The figure on the right illustrates the procedure and how setting t1 and t2 affect the results. First, look at the top of the figure. Suppose that for a given point, the kernel density function is high. This means that the random draw will often be smaller than the kernel density function and the point will be discarded. Similarly, if you imagine a low density function at a point, random draws will often exceed the kernel density and the point will be kept. Manipulating t1 and t2 allows you to tweek the output to fit your needs. In scenario A, you will draw random points from the upper half of the 0-1 range, which means that draws are more likely to exceed the kernel density values and more points will be kept. Scenario B draws random points from the lower half of the 0-1 range and more points will be discarded. Having white space left of t1 means that values in the range from 0 to t1 are automatically retained. Similarly, having white space right of t2 means that values in the range from t2 to 1 are automatically discarded. The distance between t1 and t2 can thus be used to manipulate how much of the points are removed or included a priori instead of decided on by random draws. In scenario C, the region of random draws spans almost the entire 0-1 range, meaning that few points will be discarded or included a priori. In scenario D, almost all points are automatically included (below t1) or excluded (above t2) and only points in between t1 and t2 are decided on by random draw.

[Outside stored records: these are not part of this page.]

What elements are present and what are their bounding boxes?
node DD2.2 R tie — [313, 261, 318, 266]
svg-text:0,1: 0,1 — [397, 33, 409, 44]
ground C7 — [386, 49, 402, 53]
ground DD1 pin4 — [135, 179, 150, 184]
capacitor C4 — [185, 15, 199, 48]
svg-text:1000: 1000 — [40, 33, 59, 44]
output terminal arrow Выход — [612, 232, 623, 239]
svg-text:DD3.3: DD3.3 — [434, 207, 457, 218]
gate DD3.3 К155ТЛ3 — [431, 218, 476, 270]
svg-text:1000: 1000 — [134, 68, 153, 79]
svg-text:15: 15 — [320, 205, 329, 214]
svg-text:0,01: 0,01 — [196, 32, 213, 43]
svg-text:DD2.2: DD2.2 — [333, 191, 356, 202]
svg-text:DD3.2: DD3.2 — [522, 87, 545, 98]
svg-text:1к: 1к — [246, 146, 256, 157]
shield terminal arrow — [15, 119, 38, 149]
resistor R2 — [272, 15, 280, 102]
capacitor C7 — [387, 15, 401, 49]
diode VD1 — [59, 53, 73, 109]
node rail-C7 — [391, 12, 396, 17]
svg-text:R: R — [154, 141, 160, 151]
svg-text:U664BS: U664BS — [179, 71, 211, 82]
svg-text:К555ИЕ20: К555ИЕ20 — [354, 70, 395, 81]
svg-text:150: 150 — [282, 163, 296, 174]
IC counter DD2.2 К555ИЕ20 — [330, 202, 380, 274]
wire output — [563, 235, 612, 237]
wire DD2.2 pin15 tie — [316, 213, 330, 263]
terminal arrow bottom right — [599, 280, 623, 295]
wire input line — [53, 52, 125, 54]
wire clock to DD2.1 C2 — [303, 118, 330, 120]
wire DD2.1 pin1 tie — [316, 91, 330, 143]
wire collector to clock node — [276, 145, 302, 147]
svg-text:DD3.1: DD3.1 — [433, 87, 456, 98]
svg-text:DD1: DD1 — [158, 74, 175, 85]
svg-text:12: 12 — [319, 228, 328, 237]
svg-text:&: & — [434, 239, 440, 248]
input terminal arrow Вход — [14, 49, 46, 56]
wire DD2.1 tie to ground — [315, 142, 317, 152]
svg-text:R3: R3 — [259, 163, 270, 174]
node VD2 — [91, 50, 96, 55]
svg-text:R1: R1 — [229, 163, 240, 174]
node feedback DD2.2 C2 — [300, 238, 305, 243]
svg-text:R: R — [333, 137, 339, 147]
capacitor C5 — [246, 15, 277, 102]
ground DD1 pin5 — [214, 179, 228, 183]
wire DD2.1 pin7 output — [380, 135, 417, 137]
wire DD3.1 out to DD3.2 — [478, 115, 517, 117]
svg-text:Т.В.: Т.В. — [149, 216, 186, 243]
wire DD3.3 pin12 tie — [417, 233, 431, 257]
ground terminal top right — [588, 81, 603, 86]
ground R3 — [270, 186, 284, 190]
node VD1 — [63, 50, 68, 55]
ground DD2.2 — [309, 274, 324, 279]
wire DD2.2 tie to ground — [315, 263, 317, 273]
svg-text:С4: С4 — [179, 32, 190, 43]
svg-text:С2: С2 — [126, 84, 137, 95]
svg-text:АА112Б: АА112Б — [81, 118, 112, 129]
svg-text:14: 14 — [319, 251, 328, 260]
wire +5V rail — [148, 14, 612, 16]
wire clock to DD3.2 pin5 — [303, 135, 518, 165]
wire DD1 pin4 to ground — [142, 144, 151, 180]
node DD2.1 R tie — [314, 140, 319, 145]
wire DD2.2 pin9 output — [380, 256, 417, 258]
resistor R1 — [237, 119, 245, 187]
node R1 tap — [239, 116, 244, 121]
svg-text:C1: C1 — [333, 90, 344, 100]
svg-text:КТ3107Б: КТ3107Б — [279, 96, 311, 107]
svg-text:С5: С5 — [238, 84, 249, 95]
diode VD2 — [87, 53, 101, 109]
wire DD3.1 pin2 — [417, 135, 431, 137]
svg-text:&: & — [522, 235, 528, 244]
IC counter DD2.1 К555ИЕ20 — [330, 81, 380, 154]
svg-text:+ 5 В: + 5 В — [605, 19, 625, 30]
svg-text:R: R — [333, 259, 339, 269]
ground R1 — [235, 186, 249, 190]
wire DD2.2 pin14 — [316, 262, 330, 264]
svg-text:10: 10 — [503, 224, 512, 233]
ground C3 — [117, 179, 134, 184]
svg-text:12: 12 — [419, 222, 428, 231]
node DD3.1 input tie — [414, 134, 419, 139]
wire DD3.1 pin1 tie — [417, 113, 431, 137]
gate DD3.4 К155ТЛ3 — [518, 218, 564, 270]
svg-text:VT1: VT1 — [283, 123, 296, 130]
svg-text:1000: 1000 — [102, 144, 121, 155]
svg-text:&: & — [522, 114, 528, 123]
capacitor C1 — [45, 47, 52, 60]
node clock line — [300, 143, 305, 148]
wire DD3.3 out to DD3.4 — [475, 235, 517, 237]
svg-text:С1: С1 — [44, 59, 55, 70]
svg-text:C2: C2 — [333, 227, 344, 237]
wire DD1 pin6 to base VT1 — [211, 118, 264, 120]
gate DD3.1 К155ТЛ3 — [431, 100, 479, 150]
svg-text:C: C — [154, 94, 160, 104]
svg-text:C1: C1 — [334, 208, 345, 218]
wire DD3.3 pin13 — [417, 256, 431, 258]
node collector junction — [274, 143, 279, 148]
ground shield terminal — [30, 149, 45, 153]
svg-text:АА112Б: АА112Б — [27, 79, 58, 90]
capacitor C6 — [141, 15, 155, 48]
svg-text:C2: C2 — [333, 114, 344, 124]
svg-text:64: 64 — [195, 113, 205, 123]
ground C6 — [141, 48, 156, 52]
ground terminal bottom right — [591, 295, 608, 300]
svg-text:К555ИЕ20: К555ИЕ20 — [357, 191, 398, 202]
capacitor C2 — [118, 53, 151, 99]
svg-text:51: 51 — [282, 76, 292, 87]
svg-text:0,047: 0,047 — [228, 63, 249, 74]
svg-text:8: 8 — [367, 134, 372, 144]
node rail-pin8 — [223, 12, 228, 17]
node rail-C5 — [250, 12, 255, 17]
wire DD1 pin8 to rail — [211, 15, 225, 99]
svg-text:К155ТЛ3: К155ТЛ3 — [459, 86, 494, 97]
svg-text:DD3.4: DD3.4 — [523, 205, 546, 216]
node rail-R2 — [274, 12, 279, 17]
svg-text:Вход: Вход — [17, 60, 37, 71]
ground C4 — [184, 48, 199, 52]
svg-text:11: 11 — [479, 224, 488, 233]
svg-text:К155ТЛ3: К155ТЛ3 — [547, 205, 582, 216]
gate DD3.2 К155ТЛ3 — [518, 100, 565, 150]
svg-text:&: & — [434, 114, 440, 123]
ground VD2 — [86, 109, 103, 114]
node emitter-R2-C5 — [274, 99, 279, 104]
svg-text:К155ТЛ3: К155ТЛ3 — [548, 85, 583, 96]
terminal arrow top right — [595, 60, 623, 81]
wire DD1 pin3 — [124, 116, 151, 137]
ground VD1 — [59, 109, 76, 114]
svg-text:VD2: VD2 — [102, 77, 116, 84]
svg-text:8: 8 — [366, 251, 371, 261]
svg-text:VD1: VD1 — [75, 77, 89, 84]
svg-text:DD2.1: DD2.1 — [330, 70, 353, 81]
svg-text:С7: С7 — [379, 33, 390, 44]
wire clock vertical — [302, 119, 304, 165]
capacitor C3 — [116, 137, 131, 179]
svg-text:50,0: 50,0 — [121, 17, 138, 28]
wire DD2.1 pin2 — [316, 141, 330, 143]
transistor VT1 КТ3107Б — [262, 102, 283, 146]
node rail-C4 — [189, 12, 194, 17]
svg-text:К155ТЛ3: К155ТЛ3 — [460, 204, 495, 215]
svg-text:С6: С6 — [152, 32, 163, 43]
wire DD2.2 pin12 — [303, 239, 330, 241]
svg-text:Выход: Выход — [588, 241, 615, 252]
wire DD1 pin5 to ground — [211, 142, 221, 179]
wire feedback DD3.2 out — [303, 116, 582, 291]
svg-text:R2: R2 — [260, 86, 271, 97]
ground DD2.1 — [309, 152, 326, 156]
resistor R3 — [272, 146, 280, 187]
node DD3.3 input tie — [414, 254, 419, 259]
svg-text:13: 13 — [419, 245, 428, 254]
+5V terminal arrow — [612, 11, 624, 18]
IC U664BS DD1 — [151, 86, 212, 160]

Here is a complete list of command-line flags you can use.

mandatory parameters
   -i   input coordinates (csv)
   -r   kernel density raster (esri ascii format)

optional parameters
   -nr  number of replicate thinnings to be produced (default 10)
   -t1  threshold 1 (value between 0 and 1; default 0)
   -t2  threshold 2 (value between 0 and 1; default 1)
   !!!  t1 must be smaller than t2 -- see www.phycoweb.net for explanation of t1 and t2
			

Citation

If you find this software useful, please cite it in your work. I recommend citing it as follows:
Verbruggen H. (2012) OccurrenceThinner version 1.04. http://www.phycoweb.net/software
I also recommend citing the first paper that used and described the technique implemented here:
Verbruggen H., Tyberghein L., Belton G.S., Mineur F., Jueterbock A., Hoarau G., Gurgel C.F.D. & De Clerck O. (2013) Improving transferability of introduced species' distribution models: new tools to forecast the spread of a highly invasive seaweed. PLoS One 8: e68337.

Notes and disclaimer

OccurrenceThinner is in development and has not been tested extensively. It is quite plausible that incorrectly formatted input could lead to nonsensical output. In such cases, you should double-check your input, compare it to the example files and try again. If this still doesn't work, please feel free to write me an email (heroen.verbruggen@gmail.com).

OccurrenceThinner is provided "as is" without warranty of any kind, either expressed or implied. The entire risk as to the quality and performance of the program is with you. Should the program prove defective, you assume the cost of all necessary servicing, repair or correction. The author will not be liable to you for damages, including any general, special, incidental or consequential damages arising out of the use or inability to use the program (including but not limited to loss of data or data being rendered inaccurate or losses sustained by you or third parties or a failure of the program to operate with any other programs).